Archila was selected by Jumaane Williams as his running mate in the 2022 New York gubernatorial election. She was endorsed by Rep. Alexandria Ocasio-Cortez. In the Democratic primary, Archila finished second in a three-person race which was won by the incumbent, Antonio Delgado.

===New York Working Families Party co-director===
In 2023, Archila and education activist Jasmine Gripper were named co-directors of the New York chapter of the Working Families Party. She left the position in early 2026.

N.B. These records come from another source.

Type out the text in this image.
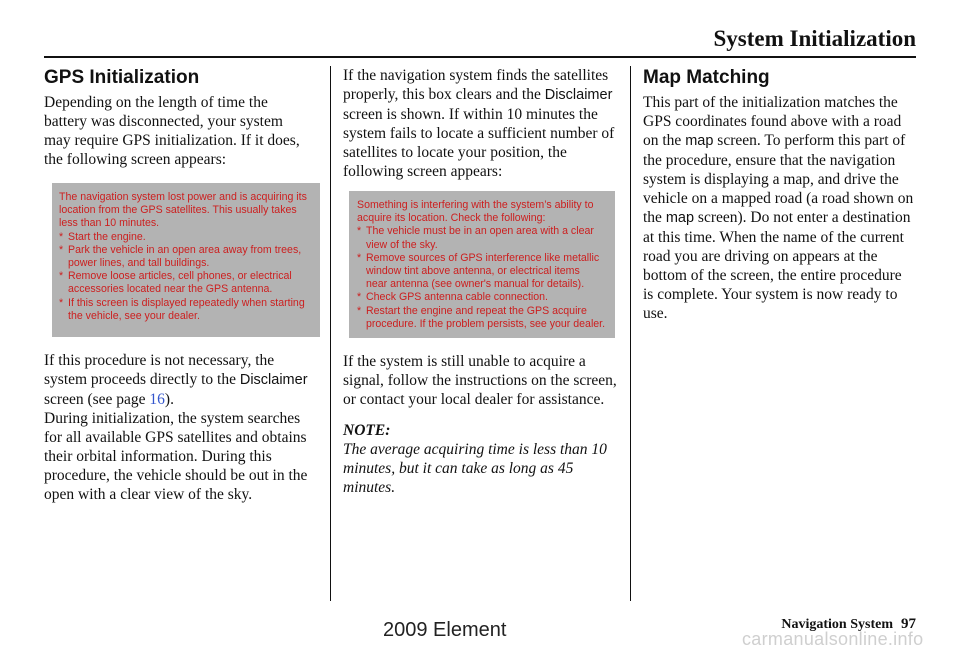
System Initialization
GPS Initialization

Depending on the length of time the battery was disconnected, your system may require GPS initialization. If it does, the following screen appears:

The navigation system lost power and is acquiring its
location from the GPS satellites. This usually takes
less than 10 minutes.
* Start the engine.
* Park the vehicle in an open area away from trees,
power lines, and tall buildings.
* Remove loose articles, cell phones, or electrical
accessories located near the GPS antenna.
* If this screen is displayed repeatedly when starting
the vehicle, see your dealer.

If this procedure is not necessary, the system proceeds directly to the Disclaimer screen (see page 16).

During initialization, the system searches for all available GPS satellites and obtains their orbital information. During this procedure, the vehicle should be out in the open with a clear view of the sky.

If the navigation system finds the satellites properly, this box clears and the Disclaimer screen is shown. If within 10 minutes the system fails to locate a sufficient number of satellites to locate your position, the following screen appears:

Something is interfering with the system’s ability to
acquire its location. Check the following:
* The vehicle must be in an open area with a clear
view of the sky.
* Remove sources of GPS interference like metallic
window tint above antenna, or electrical items
near antenna (see owner's manual for details).
* Check GPS antenna cable connection.
* Restart the engine and repeat the GPS acquire
procedure. If the problem persists, see your dealer.

If the system is still unable to acquire a signal, follow the instructions on the screen, or contact your local dealer for assistance.

NOTE:
The average acquiring time is less than 10 minutes, but it can take as long as 45 minutes.
Map Matching

This part of the initialization matches the GPS coordinates found above with a road on the map screen. To perform this part of the procedure, ensure that the navigation system is displaying a map, and drive the vehicle on a mapped road (a road shown on the map screen). Do not enter a destination at this time. When the name of the current road you are driving on appears at the bottom of the screen, the entire procedure is complete. Your system is now ready to use.

Navigation System 97
2009 Element	carmanualsonline.info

===Mamdani administration===
On February 17, 2026, Archila was appointed as the commissioner of the Mayor's Office of International Affairs for New York City.

On July 7, 2026, Archila had attempted to meet with Amir-Saeid Iravani, the Permanent Representative of Iran to the United Nations, without informing Mayor Mamdani, according to reporting by the Manhattan Institute's City Journal and confirmed by the New York Times and others. The meeting was cancelled after the U.S. State Department intervened to block the meeting.

== Personal life ==
Archila is openly lesbian. She is married and has two children.